Punk Revolution! by John Malkin

Punk Revolution! by John Malkin

Author:John Malkin
Language: eng
Format: epub
Publisher: Rowman & Littlefield Publishers
Published: 2023-03-24T00:00:00+00:00


Henry Rollins signs autographs for US soldiers in Iraq (2004). Photo: Specialist Jan Critchfield (112nd Mobile Public Affairs Detachment)

JAN CRITCHFIELD: I have a few snapshots of Henry Rollins signing autographs for soldiers. Unfortunately, I didn’t get the shot of him signing a shotgun shell, but that’s what he was doing when I walked in the room. I sometimes wonder whose door that shotgun shell was used to breach during a no-knock home raid. Or maybe it was smuggled back unused? Who knows?

I interviewed him and wrote a crappy story about him being on the USO tour, but the editors went with a different story written by another soldier. I had heard of Rollins prior to meeting him, but I only knew him from the films Lost Highway (1997) and Johnny Mnemonic (1995). Not his music. I read a little about him and Black Flag before interviewing him, and the thing that kept going through my head was, “Why is this guy here?” It seemed so strange that a guy with an anti-establishment reputation felt the need to honor the boys fighting Bush’s vanity war.

By that time in my deployment, I was pretty thoroughly convinced that what we were doing in Iraq was deeply wrong. So, I was a little disheartened to see a guy like Rollins, or what I thought he represented, on a USO tour.
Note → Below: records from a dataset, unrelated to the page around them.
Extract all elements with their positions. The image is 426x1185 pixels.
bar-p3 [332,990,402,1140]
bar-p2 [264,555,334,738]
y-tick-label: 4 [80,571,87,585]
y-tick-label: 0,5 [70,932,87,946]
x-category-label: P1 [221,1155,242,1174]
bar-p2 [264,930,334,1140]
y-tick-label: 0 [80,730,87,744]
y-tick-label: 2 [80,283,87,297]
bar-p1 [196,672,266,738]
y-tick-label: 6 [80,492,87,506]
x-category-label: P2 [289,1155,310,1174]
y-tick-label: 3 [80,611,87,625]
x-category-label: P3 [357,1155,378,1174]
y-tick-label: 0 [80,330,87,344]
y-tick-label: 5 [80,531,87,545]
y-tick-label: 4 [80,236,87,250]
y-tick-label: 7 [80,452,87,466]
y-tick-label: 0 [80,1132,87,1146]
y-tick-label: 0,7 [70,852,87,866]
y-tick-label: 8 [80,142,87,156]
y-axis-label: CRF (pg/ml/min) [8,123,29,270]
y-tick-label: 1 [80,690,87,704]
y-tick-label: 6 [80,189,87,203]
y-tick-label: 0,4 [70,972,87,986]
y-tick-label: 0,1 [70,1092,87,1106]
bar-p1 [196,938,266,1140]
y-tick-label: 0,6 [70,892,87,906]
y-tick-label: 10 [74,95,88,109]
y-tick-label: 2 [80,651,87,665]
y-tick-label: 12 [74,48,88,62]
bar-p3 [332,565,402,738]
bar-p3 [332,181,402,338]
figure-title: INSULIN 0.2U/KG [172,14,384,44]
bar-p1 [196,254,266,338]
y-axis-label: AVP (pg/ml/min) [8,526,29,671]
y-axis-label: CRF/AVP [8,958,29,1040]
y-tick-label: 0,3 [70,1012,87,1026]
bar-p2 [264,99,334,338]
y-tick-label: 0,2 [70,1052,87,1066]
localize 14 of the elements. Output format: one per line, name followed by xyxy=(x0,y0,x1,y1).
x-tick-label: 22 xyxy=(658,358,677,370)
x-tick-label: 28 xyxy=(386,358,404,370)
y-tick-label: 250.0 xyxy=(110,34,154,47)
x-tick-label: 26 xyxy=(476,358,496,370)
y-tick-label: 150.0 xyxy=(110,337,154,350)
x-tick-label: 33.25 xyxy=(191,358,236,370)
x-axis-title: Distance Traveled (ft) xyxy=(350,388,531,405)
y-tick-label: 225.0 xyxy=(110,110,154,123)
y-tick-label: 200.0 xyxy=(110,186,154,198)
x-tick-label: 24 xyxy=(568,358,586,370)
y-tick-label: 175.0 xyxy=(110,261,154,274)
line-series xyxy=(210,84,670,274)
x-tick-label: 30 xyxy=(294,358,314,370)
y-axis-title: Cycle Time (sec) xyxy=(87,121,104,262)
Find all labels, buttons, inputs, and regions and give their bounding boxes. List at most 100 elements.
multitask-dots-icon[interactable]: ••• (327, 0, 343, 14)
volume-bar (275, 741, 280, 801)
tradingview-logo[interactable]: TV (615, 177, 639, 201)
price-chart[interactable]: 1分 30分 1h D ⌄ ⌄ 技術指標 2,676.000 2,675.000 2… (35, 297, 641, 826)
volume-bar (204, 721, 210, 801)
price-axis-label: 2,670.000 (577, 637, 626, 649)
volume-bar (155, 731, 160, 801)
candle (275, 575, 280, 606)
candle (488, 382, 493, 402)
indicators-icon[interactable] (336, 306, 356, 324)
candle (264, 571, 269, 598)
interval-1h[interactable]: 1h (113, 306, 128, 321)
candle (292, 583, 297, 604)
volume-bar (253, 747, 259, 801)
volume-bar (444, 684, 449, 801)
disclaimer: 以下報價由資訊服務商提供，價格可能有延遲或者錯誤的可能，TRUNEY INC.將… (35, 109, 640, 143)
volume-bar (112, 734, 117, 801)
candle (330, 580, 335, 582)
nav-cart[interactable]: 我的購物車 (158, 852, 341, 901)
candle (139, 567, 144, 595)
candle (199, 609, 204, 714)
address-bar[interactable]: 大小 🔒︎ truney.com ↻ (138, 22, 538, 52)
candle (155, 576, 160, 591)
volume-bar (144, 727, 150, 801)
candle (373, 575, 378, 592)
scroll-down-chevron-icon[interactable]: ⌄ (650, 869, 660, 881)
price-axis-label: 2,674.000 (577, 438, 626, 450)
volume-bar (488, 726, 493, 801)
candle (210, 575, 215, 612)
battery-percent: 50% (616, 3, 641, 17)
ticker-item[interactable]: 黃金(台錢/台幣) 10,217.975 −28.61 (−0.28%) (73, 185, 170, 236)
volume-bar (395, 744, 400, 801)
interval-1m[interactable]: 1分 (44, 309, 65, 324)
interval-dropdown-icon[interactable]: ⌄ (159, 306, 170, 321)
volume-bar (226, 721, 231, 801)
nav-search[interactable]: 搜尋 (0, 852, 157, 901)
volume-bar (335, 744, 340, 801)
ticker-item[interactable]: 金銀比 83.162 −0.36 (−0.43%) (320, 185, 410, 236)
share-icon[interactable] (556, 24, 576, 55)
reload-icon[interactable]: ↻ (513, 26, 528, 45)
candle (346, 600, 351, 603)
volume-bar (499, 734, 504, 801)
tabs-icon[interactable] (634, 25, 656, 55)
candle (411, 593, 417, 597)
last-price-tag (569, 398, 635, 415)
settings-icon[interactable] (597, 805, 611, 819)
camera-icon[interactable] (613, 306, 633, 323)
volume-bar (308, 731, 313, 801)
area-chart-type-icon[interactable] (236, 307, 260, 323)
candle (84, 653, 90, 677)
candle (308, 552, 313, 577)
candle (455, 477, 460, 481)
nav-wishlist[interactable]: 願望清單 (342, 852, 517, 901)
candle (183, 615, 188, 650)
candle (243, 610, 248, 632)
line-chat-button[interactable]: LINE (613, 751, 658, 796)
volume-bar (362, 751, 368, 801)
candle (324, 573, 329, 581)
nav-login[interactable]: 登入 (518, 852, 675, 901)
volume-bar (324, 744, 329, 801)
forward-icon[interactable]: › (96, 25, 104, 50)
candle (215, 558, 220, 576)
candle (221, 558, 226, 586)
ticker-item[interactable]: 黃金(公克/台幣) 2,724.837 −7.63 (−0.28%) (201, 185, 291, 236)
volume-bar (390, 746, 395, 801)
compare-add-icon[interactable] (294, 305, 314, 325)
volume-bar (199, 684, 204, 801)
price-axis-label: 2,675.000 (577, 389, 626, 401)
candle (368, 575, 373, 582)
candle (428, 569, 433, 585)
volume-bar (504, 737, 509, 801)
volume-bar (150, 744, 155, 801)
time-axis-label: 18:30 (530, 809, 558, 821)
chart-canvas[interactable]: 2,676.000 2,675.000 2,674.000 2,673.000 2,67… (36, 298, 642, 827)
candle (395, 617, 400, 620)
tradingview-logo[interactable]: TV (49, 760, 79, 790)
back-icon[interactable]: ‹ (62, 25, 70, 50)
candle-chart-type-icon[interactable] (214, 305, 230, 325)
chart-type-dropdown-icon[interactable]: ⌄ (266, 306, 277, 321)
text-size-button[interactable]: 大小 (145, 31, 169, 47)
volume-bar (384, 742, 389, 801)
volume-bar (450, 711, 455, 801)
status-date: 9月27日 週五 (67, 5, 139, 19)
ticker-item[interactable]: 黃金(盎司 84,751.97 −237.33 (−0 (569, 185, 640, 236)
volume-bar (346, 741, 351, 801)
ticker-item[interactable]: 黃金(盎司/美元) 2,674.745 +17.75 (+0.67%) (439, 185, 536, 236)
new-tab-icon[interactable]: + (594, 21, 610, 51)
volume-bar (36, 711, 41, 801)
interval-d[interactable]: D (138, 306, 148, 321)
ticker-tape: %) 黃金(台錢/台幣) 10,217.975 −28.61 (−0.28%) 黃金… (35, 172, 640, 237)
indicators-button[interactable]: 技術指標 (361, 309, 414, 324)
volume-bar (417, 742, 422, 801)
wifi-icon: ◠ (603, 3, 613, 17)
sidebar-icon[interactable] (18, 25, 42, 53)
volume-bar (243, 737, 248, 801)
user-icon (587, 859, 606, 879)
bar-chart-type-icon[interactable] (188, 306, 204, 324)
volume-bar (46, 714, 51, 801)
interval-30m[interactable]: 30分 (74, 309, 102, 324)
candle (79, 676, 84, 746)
That seemed like a square peg/round hole combo.

Years later, maybe 2008, after listening to some of Rollins’ spoken word and hearing him brag about wandering around in some Pakistani city by himself despite being warned of danger, I kind of wondered if it was just war tourism. The motivation for touring Iraq he gave during my interview was to support the soldiers whether he agreed with the war or not. Fair enough, I guess. He certainly had fans there that punk music apparently hadn’t saved from being duped into army service.

I also recently read an interview in the book More Fun in the New World by John Doe where Rollins said national politics was never something he cared to engage with. Local politics were more important. Which might explain why I’ve never heard him described as anti-war or seen him say word one about ending occupations and state-sponsored murder. In the absence of outspoken opposition, à la Rage Against the Machine for instance, it’s hard to know where he stands exactly.

JM: I was surprised to discover Henry Rollins’s 2011 book Occupants, a sort of photojournalistic book with prose about traveling to war zones and other intense places like Antarctica, Sudan, and Haiti after the earthquake, where he handed out soccer balls and bottles of water to children. He seems to have hoped that bringing stories back to the US about political injustice and environmental degradation might inspire positive change and diminish US militarism. I wish he’d plugged some of that into his lyrics over the years.

JAN CRITCHFIELD: I definitely don’t think Rollins is supportive of people like Bush and Reagan. I think he’s probably an anti-imperialist.